As India waits with bated breath for the White House to clear the draft ‘bilateral trade agreement’ (BTA) it has submitted, US President Donald Trump has threatened to impose an additional 10 per cent tariff on BRICS countries. He has also shot off letters to 14 trading partners — mostly in Asia including Japan and South Korea — to inform them of punishing tariffs ranging between 25 and 40 per cent with the significant caveat that unless they sign mutually agreed deals by the end of this month, the tariffs will come into effect on 1 August.
The arbitrary tariffs proposed in identical letters sent by the US president to heads of government of the 14 countries are seen as arm-twisting smaller trading partners and a signal to others. The tariffs proposed by Trump ignore the fact that most of the 14 countries impose less than 10 per cent tariff on US goods. South Korea, in fact, charges zero tariff on US goods while Japan charges 2.2 per cent.
Even Laos and Myanmar, the two countries which have attracted 40 per cent tariff on goods exported to the US, charge 0.97 per cent and 1.81 per cent tariff respectively on US goods entering their countries. Bangladesh, which has been slapped with 35 per cent tariffs, imposes 10.99 per cent duty on American goods.

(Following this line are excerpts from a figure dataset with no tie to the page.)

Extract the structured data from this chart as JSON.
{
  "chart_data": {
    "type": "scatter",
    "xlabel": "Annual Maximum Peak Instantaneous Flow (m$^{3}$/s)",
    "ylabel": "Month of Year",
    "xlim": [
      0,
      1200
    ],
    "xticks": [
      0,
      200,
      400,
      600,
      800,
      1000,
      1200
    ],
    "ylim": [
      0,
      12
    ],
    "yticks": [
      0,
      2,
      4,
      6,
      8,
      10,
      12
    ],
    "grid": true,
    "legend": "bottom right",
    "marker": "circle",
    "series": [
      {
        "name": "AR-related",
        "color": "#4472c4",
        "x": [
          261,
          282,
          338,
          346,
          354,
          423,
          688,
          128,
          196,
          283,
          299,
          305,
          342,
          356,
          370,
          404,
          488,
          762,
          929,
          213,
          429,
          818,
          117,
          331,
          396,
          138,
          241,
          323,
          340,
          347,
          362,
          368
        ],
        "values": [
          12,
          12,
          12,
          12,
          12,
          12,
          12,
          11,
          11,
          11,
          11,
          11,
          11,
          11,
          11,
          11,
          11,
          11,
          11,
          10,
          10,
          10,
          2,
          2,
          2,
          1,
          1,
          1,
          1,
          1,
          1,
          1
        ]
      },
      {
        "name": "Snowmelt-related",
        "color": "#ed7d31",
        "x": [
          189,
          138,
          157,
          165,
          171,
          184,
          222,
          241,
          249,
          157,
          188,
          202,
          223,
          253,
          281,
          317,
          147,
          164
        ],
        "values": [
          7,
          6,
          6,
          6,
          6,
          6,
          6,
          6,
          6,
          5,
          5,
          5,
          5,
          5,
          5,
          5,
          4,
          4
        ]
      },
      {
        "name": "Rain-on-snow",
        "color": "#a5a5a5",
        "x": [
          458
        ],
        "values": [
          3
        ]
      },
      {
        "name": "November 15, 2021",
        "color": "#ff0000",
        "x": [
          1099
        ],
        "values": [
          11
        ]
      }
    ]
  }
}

The latest act of bullying by the US president is, however, not seen as a sign of strength but as part of the ‘bluff and buster’ policy he has adopted in the trade war he has unleashed. The phrase ‘Trump always chickens out’ (TACO for short) was coined in May by a columnist in the Financial Times.
TACO describes the tendency of the Trump administration to back off in the face of pressure.
After the stock market lost $3.1 trillion the day after the ‘Liberation Day’ tariffs were announced on 2 April, the US president hurriedly announced a 90-day suspension of the unilateral, country-specific tariffs on 9 April. The deadline expires on 9 July, Wednesday, which is tomorrow.
The day before the deadline ends, today, Trump announced tariffs ranging from 25 to 40 per cent on good imported from 14 countries, and in identical letters signed by him, invited them to sign BTAs with the US during the current month.
If they sign the deals, the tariffs could be modified ‘upwards’ or ‘downwards’, assured Trump. If they fail to sign such a deal to the satisfaction of the US, he threatened, the ‘Liberation Day tariff’ announced on 2 April would kick in from 1 August. Effectively, Trump has kicked the can for three more weeks and extended the deadline to the end of July.
Most observers see the move as a face-saving measure by the US president. While suspending his new tariffs on 9 April, Trump had claimed that countries were falling over each other to ‘kiss his ass’. Mocking the US's trading partners, the president had mimicked them saying, “yes sir, please sir”, and added that the US would be signing 90 deals in the next 90 days.
As the 90-day deadline ends on Wednesday, Trump has little to show, and US treasury secretary Scott Bessent has not helped by blurting out on TV that very few countries had actually contacted the US.
All that the US has to show is an agreement with the UK, a trade deal with Vietnam, and a ‘framework agreement’ with China — a far cry from the claim of signing 90 deals in 90 days. The US president, however, once again claimed on 7 July that the US and India were very close to signing a deal.
Indian sources in the commerce ministry have also confirmed that India has presented to the US the concessions it is willing to make and that the draft agreement was under scrutiny by the White House. These sources, which were hopeful of signing at least an ‘interim deal’ by Tuesday, also claimed, according to media reports, that India had drawn a line when it came to agriculture and the dairy sector.
Trump desperately needs to sign a deal, and there is a high probability he will give the go-ahead to an ‘interim deal’ with India to save face. But with ’90 deals in 90 days’ nowhere on the horizon, the self-proclaimed deal-maker may well settle for a breather and grant more time for India and the US to thrash out the finer details.
For that very reason, observers believe that there is a high probability of even the 1 August deadline being extended again. If that happens, India may regret not playing hardball far longer. Indeed, Indian Prime Minister Narendra Modi was the first ‘world leader’ to rush to Washington DC in February and pledge increased trade with the US, in the form of defence purchases that the US welcomed.
Meanwhile, US allies have turned hostile, and China made Trump blink first by demonstrating that it could inflict real economic pain, so that the US ended up looking weak, isolated and ‘outmaneuvered’ by the countries Trump claimed would be 'kissing his ass'. Significantly, the Japanese finance minister has also threatened — on national TV, no less — to sell the country's holdings of US treasuries as a tool of economic warfare against the US.